Startling images and videos taken by mobile phones then broadcast to the internet within seconds of an event are a sign of these social networking times. News services not only welcome contributions from the public they are willing to pay for them. Gone are the days of film crews and reporters sitting around waiting for news to break, the extended social network is out there, in force on every street corner ready to capture the moment.

Even the BBC and CNN now routinely interview people via Skype, a) because it’s fast and cheap and, b) because we have grown accustomed to the less than brilliant quality of Flash and You Tube and don’t mind the less non-HD images on our TV screens. The combination of social networks, always-at-hand technology and accepting mediocre quality, as long as it’s fast, is a sign of the times. Oh, and I mustn’t forget the fantastic always connected capabilities our telecoms industry provides.

There seems to be an app for everything as well, so I guess it was only a matter of time that some bright spark put all this together to come up with a ‘people-powered app.’ This brilliant concept is used to pull together weather information from people actually out in the weather, collate it and then send the info to those about to go out into the weather, presumably.

Now, I would have thought that the myriad of weather apps already available were doing a pretty good job, but as they say, it’s not like being there. The name of this breakthrough product that capitalizes on the Twitterer in all of us is ‘Weddar’. Yes, folks, it’s the word ‘weather’ just like a rapper would pronounce it. But that’s not the clever part. People get to define the weather by how it ‘feels’ and not in terms of temperature, humidity and wind factor.

It’s dead simple. Budding ‘weddarmen’ and ‘weddarwomen’ can choose from nine different weather report selections that take the form of color-coded clouds — think Perfect, Hot, Good or Hell, and four optional modifiers so users can specify whether it’s cloudy, rainy, windy or snowy.
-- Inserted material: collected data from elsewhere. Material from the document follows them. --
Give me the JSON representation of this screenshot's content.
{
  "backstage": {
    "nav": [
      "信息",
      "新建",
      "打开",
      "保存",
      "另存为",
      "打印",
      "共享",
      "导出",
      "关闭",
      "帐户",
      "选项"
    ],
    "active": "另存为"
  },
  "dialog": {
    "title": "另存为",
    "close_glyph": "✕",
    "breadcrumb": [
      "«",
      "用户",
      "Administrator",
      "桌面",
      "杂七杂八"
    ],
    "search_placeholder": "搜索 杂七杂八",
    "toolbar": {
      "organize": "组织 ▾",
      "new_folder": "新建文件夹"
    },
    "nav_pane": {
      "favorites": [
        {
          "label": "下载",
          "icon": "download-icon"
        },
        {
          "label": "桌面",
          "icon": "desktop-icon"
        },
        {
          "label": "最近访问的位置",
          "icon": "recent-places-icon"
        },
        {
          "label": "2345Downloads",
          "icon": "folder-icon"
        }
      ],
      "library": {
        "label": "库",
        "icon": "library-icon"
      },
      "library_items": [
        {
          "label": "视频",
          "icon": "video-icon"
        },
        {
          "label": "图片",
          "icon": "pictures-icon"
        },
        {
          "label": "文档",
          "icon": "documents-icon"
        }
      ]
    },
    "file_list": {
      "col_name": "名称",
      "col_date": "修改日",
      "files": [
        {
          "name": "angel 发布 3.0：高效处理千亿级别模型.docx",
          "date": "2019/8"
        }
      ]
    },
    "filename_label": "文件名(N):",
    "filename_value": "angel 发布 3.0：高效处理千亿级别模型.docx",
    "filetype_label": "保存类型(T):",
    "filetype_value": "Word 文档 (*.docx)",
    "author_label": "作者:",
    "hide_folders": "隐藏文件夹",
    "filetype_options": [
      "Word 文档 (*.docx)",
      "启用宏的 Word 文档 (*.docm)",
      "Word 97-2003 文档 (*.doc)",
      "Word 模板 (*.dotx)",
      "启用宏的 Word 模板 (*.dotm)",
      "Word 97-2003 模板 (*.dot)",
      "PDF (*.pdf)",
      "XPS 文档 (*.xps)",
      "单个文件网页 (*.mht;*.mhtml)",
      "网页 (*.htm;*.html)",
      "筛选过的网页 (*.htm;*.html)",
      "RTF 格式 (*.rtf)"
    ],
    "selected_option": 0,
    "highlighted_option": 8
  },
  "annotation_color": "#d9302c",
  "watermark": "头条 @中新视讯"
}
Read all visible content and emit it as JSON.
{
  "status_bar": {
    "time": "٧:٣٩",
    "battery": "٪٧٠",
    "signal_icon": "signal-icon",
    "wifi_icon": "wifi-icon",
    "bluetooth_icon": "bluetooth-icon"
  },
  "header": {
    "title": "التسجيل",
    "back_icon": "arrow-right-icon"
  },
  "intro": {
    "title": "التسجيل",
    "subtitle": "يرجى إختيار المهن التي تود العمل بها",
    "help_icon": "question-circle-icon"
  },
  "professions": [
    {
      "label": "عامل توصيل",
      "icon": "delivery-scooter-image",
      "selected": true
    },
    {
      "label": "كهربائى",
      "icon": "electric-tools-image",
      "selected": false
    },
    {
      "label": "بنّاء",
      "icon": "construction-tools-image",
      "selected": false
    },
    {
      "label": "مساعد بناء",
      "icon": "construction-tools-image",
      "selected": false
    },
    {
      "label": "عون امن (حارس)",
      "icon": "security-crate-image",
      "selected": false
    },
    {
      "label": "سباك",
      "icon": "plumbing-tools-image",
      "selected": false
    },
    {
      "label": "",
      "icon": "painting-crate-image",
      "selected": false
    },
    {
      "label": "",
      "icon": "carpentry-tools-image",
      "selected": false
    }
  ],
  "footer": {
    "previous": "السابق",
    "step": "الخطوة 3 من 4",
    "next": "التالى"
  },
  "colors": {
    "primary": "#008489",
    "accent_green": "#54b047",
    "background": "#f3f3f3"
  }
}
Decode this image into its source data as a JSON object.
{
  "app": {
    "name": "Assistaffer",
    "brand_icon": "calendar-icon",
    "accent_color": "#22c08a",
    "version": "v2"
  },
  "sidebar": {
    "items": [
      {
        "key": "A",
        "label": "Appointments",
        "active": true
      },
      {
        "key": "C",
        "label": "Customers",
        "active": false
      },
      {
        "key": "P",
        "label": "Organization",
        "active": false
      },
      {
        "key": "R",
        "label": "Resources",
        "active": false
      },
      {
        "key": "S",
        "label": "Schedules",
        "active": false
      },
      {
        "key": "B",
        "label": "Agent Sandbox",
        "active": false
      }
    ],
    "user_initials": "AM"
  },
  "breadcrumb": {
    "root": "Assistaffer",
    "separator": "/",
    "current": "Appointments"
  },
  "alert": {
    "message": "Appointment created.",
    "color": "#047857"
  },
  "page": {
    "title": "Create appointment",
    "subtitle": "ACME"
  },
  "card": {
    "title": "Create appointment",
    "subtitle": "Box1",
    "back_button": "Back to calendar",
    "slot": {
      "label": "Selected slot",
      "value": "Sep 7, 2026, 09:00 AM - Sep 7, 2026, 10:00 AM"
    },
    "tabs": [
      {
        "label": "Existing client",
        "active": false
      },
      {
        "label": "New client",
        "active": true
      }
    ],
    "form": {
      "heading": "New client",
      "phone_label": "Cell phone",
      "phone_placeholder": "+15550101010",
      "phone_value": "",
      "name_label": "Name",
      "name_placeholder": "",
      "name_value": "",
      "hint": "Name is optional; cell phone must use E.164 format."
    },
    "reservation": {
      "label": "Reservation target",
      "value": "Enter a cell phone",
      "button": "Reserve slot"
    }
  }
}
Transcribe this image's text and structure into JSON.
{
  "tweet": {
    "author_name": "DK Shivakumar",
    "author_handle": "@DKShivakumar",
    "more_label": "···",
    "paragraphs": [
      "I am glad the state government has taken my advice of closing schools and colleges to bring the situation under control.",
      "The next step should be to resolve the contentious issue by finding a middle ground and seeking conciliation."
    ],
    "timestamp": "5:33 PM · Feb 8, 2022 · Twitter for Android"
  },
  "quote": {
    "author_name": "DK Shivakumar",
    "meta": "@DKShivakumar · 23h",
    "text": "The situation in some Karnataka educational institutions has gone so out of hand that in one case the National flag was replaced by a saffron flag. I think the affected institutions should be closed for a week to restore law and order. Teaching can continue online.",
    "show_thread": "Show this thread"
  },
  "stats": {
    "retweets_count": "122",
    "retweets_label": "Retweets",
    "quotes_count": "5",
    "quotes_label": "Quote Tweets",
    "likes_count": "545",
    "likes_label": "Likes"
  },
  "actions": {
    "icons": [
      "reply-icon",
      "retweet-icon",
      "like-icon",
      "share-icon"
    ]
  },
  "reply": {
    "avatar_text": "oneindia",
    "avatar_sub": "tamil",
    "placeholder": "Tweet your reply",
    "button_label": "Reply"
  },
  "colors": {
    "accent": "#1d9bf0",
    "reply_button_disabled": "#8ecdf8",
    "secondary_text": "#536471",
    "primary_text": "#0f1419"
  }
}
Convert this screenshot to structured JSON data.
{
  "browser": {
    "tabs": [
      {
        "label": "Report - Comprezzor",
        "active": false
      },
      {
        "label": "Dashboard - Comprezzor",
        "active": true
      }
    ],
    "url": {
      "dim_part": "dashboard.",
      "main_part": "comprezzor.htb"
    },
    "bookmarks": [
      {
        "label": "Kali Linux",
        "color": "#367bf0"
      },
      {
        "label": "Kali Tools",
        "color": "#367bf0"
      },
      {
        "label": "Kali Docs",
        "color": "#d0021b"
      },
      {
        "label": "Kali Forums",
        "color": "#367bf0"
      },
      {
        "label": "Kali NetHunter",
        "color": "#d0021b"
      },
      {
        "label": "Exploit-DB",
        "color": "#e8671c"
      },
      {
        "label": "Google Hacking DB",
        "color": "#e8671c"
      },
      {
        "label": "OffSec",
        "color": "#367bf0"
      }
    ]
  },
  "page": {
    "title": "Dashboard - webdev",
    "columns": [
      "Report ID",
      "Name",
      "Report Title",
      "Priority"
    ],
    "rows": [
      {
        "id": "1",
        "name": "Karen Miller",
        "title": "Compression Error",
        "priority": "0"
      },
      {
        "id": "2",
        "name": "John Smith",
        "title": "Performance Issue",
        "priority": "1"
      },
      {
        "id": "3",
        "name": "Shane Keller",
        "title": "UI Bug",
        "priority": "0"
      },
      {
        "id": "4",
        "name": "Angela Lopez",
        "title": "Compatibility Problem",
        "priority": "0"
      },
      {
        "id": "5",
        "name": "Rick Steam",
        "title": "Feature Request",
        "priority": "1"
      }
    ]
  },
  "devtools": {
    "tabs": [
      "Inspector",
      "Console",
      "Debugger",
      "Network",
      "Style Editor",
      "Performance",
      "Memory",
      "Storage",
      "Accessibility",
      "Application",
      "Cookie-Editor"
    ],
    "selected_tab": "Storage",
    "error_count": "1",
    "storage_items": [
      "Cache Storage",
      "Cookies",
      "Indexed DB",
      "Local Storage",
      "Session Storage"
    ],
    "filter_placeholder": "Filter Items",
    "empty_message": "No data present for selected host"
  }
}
Even children can handle this. By using the phone’s location, the information is fed directly to a map and those that want to know what its like outside or at somebody’s else’s location can check visually.

If enough people start using ‘Weddar’ the meteorological service, like the news, may be threatened. Who cares about barometric pressures when at a glance you can see it’s ‘Great’ outside. What more do you need to know?